Le ministre cherche-t-il à détourner l’attention des critiques dont il est l’objet? Difficile de l’affirmer avec certitude. Quoi qu’il en soit, c’est un véritable tabou qui est ainsi remis en question, aussi vieux que l’armée suisse elle-même.
Le ministre a ajouté que sa marge de manœuvre dépendra du cadre financier dont son département bénéficiera. Le gouvernement, qui prépare un nouveau programme d’assainissement des finances, en discutera ce mois encore.
D’autre part, le ministre de la Défense estime qu’il est urgent de définir les dimensions de l’armée de demain. Et cela d’autant plus que le principe de l’armée de milice est inscrit dans la constitution fédérale. Cette assurance avait du reste convaincu le peuple suisse d’approuver la réforme de l’armée en 2003.
Samuel Schmid a précisé que ses services ont déjà établi un premier rapport sur la question.
Le système actuel
C’est en fait la taille de l’armée du futur qui est en question. La nouvelle Armée XXI a diminué les effectifs à 140’000 actifs (contre 600’000 au temps de la guerre froide) en abaissant la limite d’âge supérieure pour l’obligation de servir. Ainsi est tout de même respecté le principe de l’armée de milice tel que prévu par la Constitution depuis cent trente ans.
L’école de recrues a été allongée à 21 semaines. Ensuite, les cours de répétition (260 jours au total) sont accomplis selon un rythme annuel jusqu’à 30 ans pour les soldats, 36 pour les officiers. Nouveauté: école de recrues et cours de répétitions peuvent être effectués d’une traite. Quant à ceux qui ne sont pas recrutés, ils s’acquittent d’une taxe militaire.
La mission même de l’armée a évolué depuis la fin de la guerre froide. Elle consiste bien sûr à «la prévention de la guerre et au maintien de la paix, la défense et la protection, le soutien aux autorités civiles».
Mais elle a aussi d’autres tâches, comme de contribuer au soutien de la paix et la gestion des crises dans un cadre international. Ou a des tâches de police, comme par exemple la surveillance des ambassades. Cette diversité exige une grande souplesse.
Une jeunesse peu motivée
Le sénateur démocrate-chrétien Bruno Frick a saisi la balle au bond et estime lui aussi qu’il faut ouvrir la discussion. «Actuellement, ceux qui font le service sont les sages ou les zélotes», assène-t-il.
Effectivement, les jeunes ne se montrent pas très motivés pour accomplir leur service militaire. Selon la NZZ, en 2000, 18,8% des recrues ont abandonné durant les premiers jours. Un pourcentage qui a passé à 22,6% en 2002.
En ce qui concerne une hypothétique armée professionnelle, selon les modèles étudiés, on parle d’effectifs se situant entre 15’000 et 50’000 hommes. Ce qui poserait, là encore, un cruel problème de recrutement.

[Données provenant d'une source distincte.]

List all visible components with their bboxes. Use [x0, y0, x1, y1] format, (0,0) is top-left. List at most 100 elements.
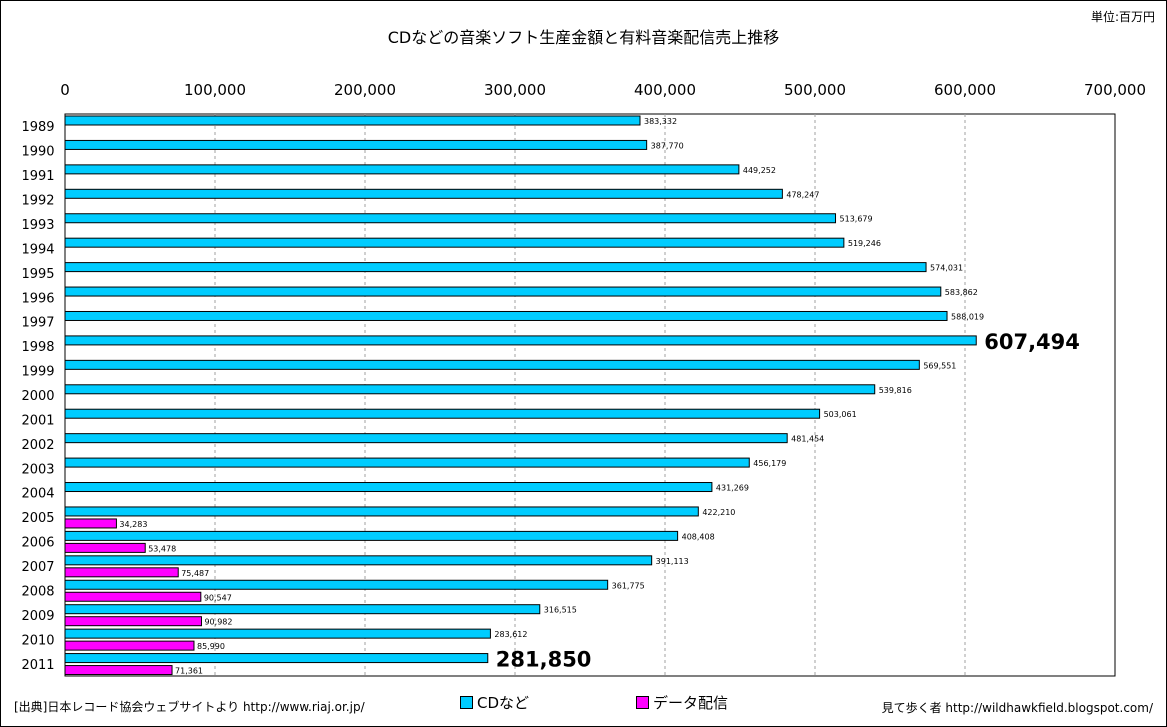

Service militaire ou civil
Personnellement, Samuel Schmid se dit favorable au maintien du service militaire obligatoire. Pour lui, l’alternative envisageable à ce système serait une obligation d’accomplir un service soit militaire, soit civil. Les engagements dans la protection civile ou dans le service civil seraient équivalents à ceux effectués dans l’armée.
Suite à ces propos, certaines réactions ont été virulentes. Ainsi le mot «parjure» a-t-il été prononcé par le député Ulrich Schlüer, qui appartient au même parti que Samuel Schmid (UDC, droite dure).
Ce qui est sûr aujourd’hui, c’est que la discussion va être des plus vives.
swissinfo et les agences
L’armée de milice a été introduite en 1874.
Son principe est inscrit dans la Constitution fédérale.
Le budget 2004 de la Défense est de 4,8 milliards de francs.
Dans les pays européens, la tendance est en faveur d’une professionnalisation de l’armée.
– Acceptée par le peuple suisse en 2003, Armée XXI est la 2e réforme de l’après-guerre froide.
– Cette réforme a créé une armée de 140’000 actifs (soldats de milice et 5000 militaires de carrière) et 80’000 réservistes.
– Elle assure la défense du territoire, la politique de sécurité (terrorisme) et la coopération militaire internationale.